Aleksandra Bzdzikot




Painting flowers

With all this warm weather and sunshine it is a wonderful time to catch some floral energy and reflect it in a painting. 

It's already June and the nature is fully blooming and preparing for the summer. At this time I go and photograph flowers and colorful landscapes, sunrises and sunsets, calms and storms.


Painting flowers is a gem among still life themes. Although flowers fall within the category of still life they are, in fact, very alive and vibrant. That's why it is so worth to use their beauty and energizing colours and transfer it to make an artwork. 



For those of you who are not sure what 'still life' means here's a short recap from the art history:

What is still life? 

Still life is a painting featuring an arrangement of everyday objects (natural and manufactured) like flowers, fruits, books or food. These objects don't move. A painter usually paints a scene with a bottle of wine, fruits and a dead fish. This is just an example. Many well known and recognized painters painted still life and it became a genre of its own in 16th century. In the next century, it reached its heights in 17th century Holland. I am sure you remember Flemish or Dutch paintings of flowers on a dark, usually black background. 

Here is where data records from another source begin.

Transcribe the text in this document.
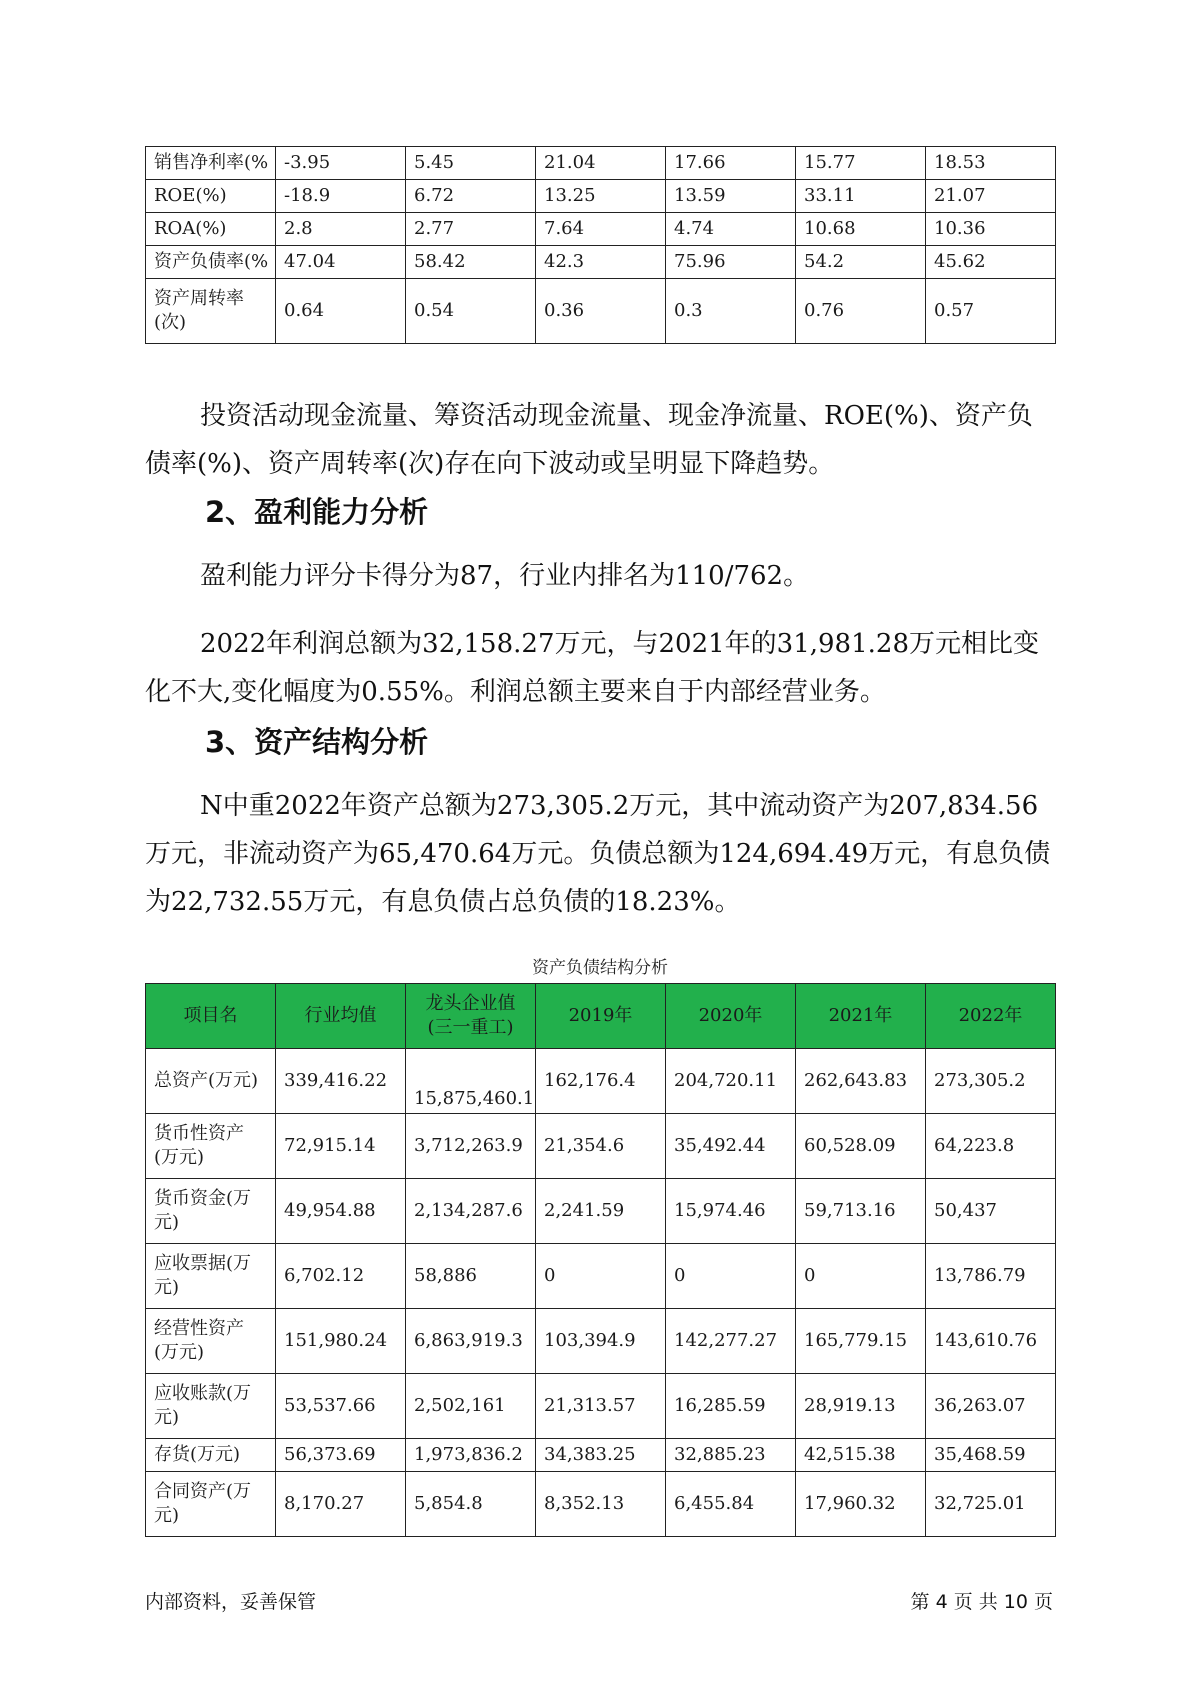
销售净利率(%	-3.95	5.45	21.04	17.66	15.77	18.53
ROE(%)	-18.9	6.72	13.25	13.59	33.11	21.07
ROA(%)	2.8	2.77	7.64	4.74	10.68	10.36
资产负债率(%	47.04	58.42	42.3	75.96	54.2	45.62
资产周转率(次)	0.64	0.54	0.36	0.3	0.76	0.57
投资活动现金流量、筹资活动现金流量、现金净流量、ROE(%)、资产负债率(%)、资产周转率(次)存在向下波动或呈明显下降趋势。
2、盈利能力分析
盈利能力评分卡得分为87，行业内排名为110/762。
2022年利润总额为32,158.27万元，与2021年的31,981.28万元相比变化不大,变化幅度为0.55%。利润总额主要来自于内部经营业务。
3、资产结构分析
N中重2022年资产总额为273,305.2万元，其中流动资产为207,834.56万元，非流动资产为65,470.64万元。负债总额为124,694.49万元，有息负债为22,732.55万元，有息负债占总负债的18.23%。
资产负债结构分析
项目名	行业均值	龙头企业值(三一重工)	2019年	2020年	2021年	2022年
总资产(万元)	339,416.22	15,875,460.1	162,176.4	204,720.11	262,643.83	273,305.2
货币性资产(万元)	72,915.14	3,712,263.9	21,354.6	35,492.44	60,528.09	64,223.8
货币资金(万元)	49,954.88	2,134,287.6	2,241.59	15,974.46	59,713.16	50,437
应收票据(万元)	6,702.12	58,886	0	0	0	13,786.79
经营性资产(万元)	151,980.24	6,863,919.3	103,394.9	142,277.27	165,779.15	143,610.76
应收账款(万元)	53,537.66	2,502,161	21,313.57	16,285.59	28,919.13	36,263.07
存货(万元)	56,373.69	1,973,836.2	34,383.25	32,885.23	42,515.38	35,468.59
合同资产(万元)	8,170.27	5,854.8	8,352.13	6,455.84	17,960.32	32,725.01
内部资料，妥善保管	第 4 页 共 10 页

My paintings of flowers are strongly influcenced by 17th century Flemish paintings. I often use the black backgroud, because I think it brings out the colours of the flowers even more. It makes them stand out and gives the whole painting a touch of elegance. 



This painting "The midnight bloom" was exhibited at New York Contemporary Art Fairs "Art Expo" in April 2017. 

The floral texture depends on the way each separate flower is painted - take a look and you will notice that peonies in pink-red-white are painted with different strokes of the brush than the small yellowish flowers.


I would like to share with you some useful tips on how to paint flowers in a dynamic way. 



If you take rose and sunflower you notice that they are of a different shape. Composition is a process of taking several basic elements and arranging them into a unified, visually pleasant motif.

All forms in nature can be reduced to a few basic shapes - a circle, oval, square or triangle. A tulip seen on the above painting can have a form of an oval - when it's buds are not fully opened whereas small blue flowers of hyacinth are based more on trangles. 



Your entire painting will be affected by the background colour. 

A warm background pushes cool colours forward. The contrary happens with a cool background: it pushes warm colours forward. 

Let's take an example: if you are planning to paint a yellow sunflower it will stand out more on a blue background. 



I am sure many of you use different techniques for flower painting. It can be acrylic, oil or watercolour. I usually use oil with a bit of acrylic. Why oil?

I think oil helps me best to 'sculpt' the flowers and gives them a rich texture and coloring. 


                                                                                     "Lover of life" - oil on cardboard


"Flower composition" - oil on cardboard


Flowers are associated with the feminine.

Quite surprisingly, paintings of flowers have almost exclusively been created by male artists. Still, painting flowers is a classic subject with a history much longer than the 17th century or even reneissance. 

Flowers are sensual, of magical smell and delicate touch. No wonder that they resemble women in many ways. Their erotic lines, richness of colours, shapes and sizes are straightforward allusions to feminine body forms. In fact, a woman's body is the part of the world of nature just like a flower.


We are flowers, dear ladies. We bloom and give life and beauty to this world every day.